痛いぐらいさようならって
「いま、なん……て、」
「はは。ごめんな、青峰」
自分の耳がついにおかしくなったのかと思った。
彼は、俺の目の前にいるこいつは、今、『バスケをやめる』とただそれだけを言った。
体育館脇に連れ出されて。俺はこれでもサボりすぎているという自覚はあるから、どうせまた今更だけども、そのことに関してだろうなんて軽々しく思っていた。適当に話を流すつもりでいた。だってあまりにも、ゆずはいつも通りだった。部活が始まり、ストレッチのあと軽い練習。五人一組でチームを組んで試合をしたり。あるいは1on1をしたり。もしくは、個々に極めたい部分や苦手な部分があればそこを重点的に攻めてみたり。
そう、いつも通り。
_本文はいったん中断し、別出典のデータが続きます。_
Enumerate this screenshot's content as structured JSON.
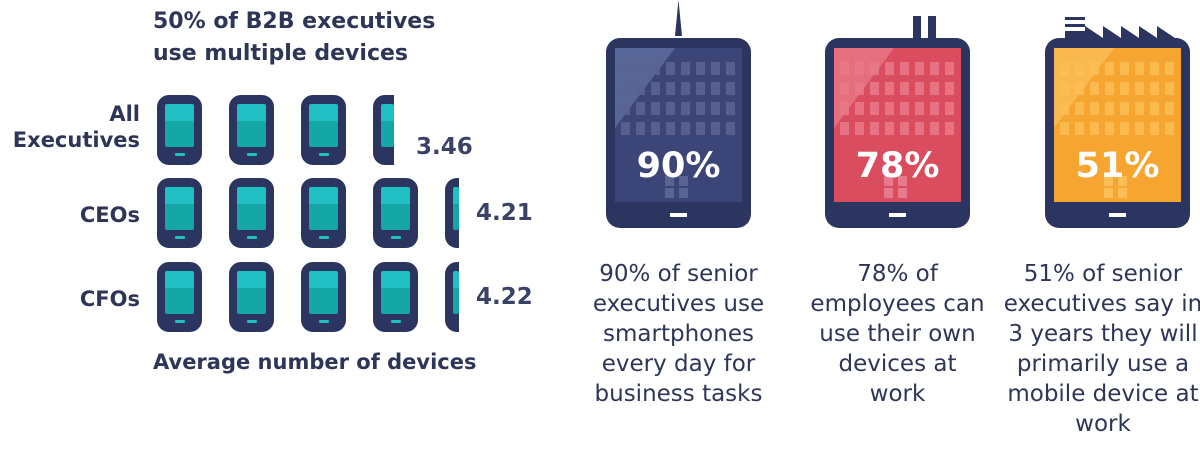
{
  "title": "50% of B2B executives use multiple devices",
  "footer": "Average number of devices",
  "chart_data": {
    "type": "bar",
    "title": "50% of B2B executives use multiple devices",
    "xlabel": "Average number of devices",
    "categories": [
      "All Executives",
      "CEOs",
      "CFOs"
    ],
    "values": [
      3.46,
      4.21,
      4.22
    ],
    "value_labels": [
      "3.46",
      "4.21",
      "4.22"
    ]
  },
  "rows": [
    {
      "label": "All Executives",
      "value": "3.46"
    },
    {
      "label": "CEOs",
      "value": "4.21"
    },
    {
      "label": "CFOs",
      "value": "4.22"
    }
  ],
  "stats": [
    {
      "percent": "90%",
      "fraction": 0.9,
      "caption": "90% of senior executives use smartphones every day for business tasks",
      "color": "#3c4577"
    },
    {
      "percent": "78%",
      "fraction": 0.78,
      "caption": "78% of employees can use their own devices at work",
      "color": "#d94d5f"
    },
    {
      "percent": "51%",
      "fraction": 0.51,
      "caption": "51% of senior executives say in 3 years they will primarily use a mobile device at work",
      "color": "#f7a531"
    }
  ],
  "colors": {
    "navy": "#2b3560",
    "teal_light": "#1fbfc4",
    "teal_dark": "#15a6a6",
    "text": "#2f3557"
  }
}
何も変わらない。
ゆずだって、俺たち二年や一年の練習に付き合い、ときにはアドバイスをしていた。
「ごめん」
ゆずは言って、無理やり笑った。
しかしよくよく思えば、こいつはボールを抱えていながらも直接つくことはなかったような気がする。
俺は、ああそうかと漠然と気づいた。
裏切られた、とも。
怒りでどうにかなりそうだと苦く笑う心の中の口とは裏腹に、頭は酷く冷めていた。
なんで。
理不尽な言葉を突然押し付けられて、納得できるはずがない。
でも、ああそうか。
こいつにとってバスケってのは、そういうもんだったのか。
簡単にやめられるようなものだったのか。
そんな気持ちで今まで、ずっとプレイしてきたのか。
俺と同じじゃあ、なかったのか。
「バスケ、嫌いになったか」
憧れだった。
そう言えばきっと、ゆずはなんで俺なんか、と苦笑いをするのだろう。
それでも俺は、こいつに憧れていた。
同時に、超えたいと。
初対面のとき1on1をして負けたのがきっかけとなって、何度も攻防を繰り返した。しかし決して俺が勝つことはなく。いつも負かされていた。持ち前の負けず嫌いと闘争心に火がついて。
何よりの憧れだから。
だからこそ勝ちたい。
だからこそ超えたい。
そう、思っていたのに。
それなのに。
たかが、主将が怪我しただけだろ。
なんでそんなことにてめえが思いつめなきゃなんねえんだ。
関係、ねえだろ。
そう抗しても、こいつはまた懲りずに『俺のせいだから』なんてのたうつのだろう。
短所でも長所でもあるゆずの自己犠牲に、これほどまでに腹が立ったことはなかった。
後悔をいくら繰り返しても、過去は元通りにならない。
俺よりも一年大人なんだ。それくらいわかっているはずだ。
たとえバスケをやめたとしても、主将が喜ぶことはないだろう。
けどまだ意固地になって頑なに、自分のエゴのためだけに『バスケをやめる』と言い張るのなら、俺は、
「いや。嫌いじゃ、ねえよ」
ならなんで、
――とかそういうの。めんどくせえなあ。
めんどくせえ。
何もかも、めんどくせえ。
あほらしい。ほんとにあほらしい。
そうだよな。
よくよく思えば、なんで俺、こいつのことでこんなにぐだぐだ考えてんだ?
やめるって言ってんだから、勝手にやめさせときゃいいじゃねえか。
結局こいつはそういう奴だったんだよ。
むしろ、こんな中途半端な気持ち抱えたまま、バスケされてもむかつくだけだ。
邪魔だ。
俺の邪魔だ。
「あっそ」
なんでこんな奴に今まで憧れてたんだろうかと。
なんでこんな奴の背中を、今まで追い駆けてきたんだろうと。
頭だけじゃなく。
バスケで熱ったはずの身体さえもずっと冷たく冷えて。
俺はただ短く応えて、顔も見ずに踵を返す。
真っ直ぐに、前だけを見据えて体育館に足を踏み入れた。
*
――もう憧れるのも、
裏切られて傷つくのも御免だ。
痛いぐらいさようならって▼ 自分と同じ種類のバスケ選手だと思っていたゆずが、友人で主将の時任が紆余曲折あり負傷したのが原因でやめて、本格的にグレ峰になる直前の話←
本当は、ずっと一緒にバスケがしたかったんです。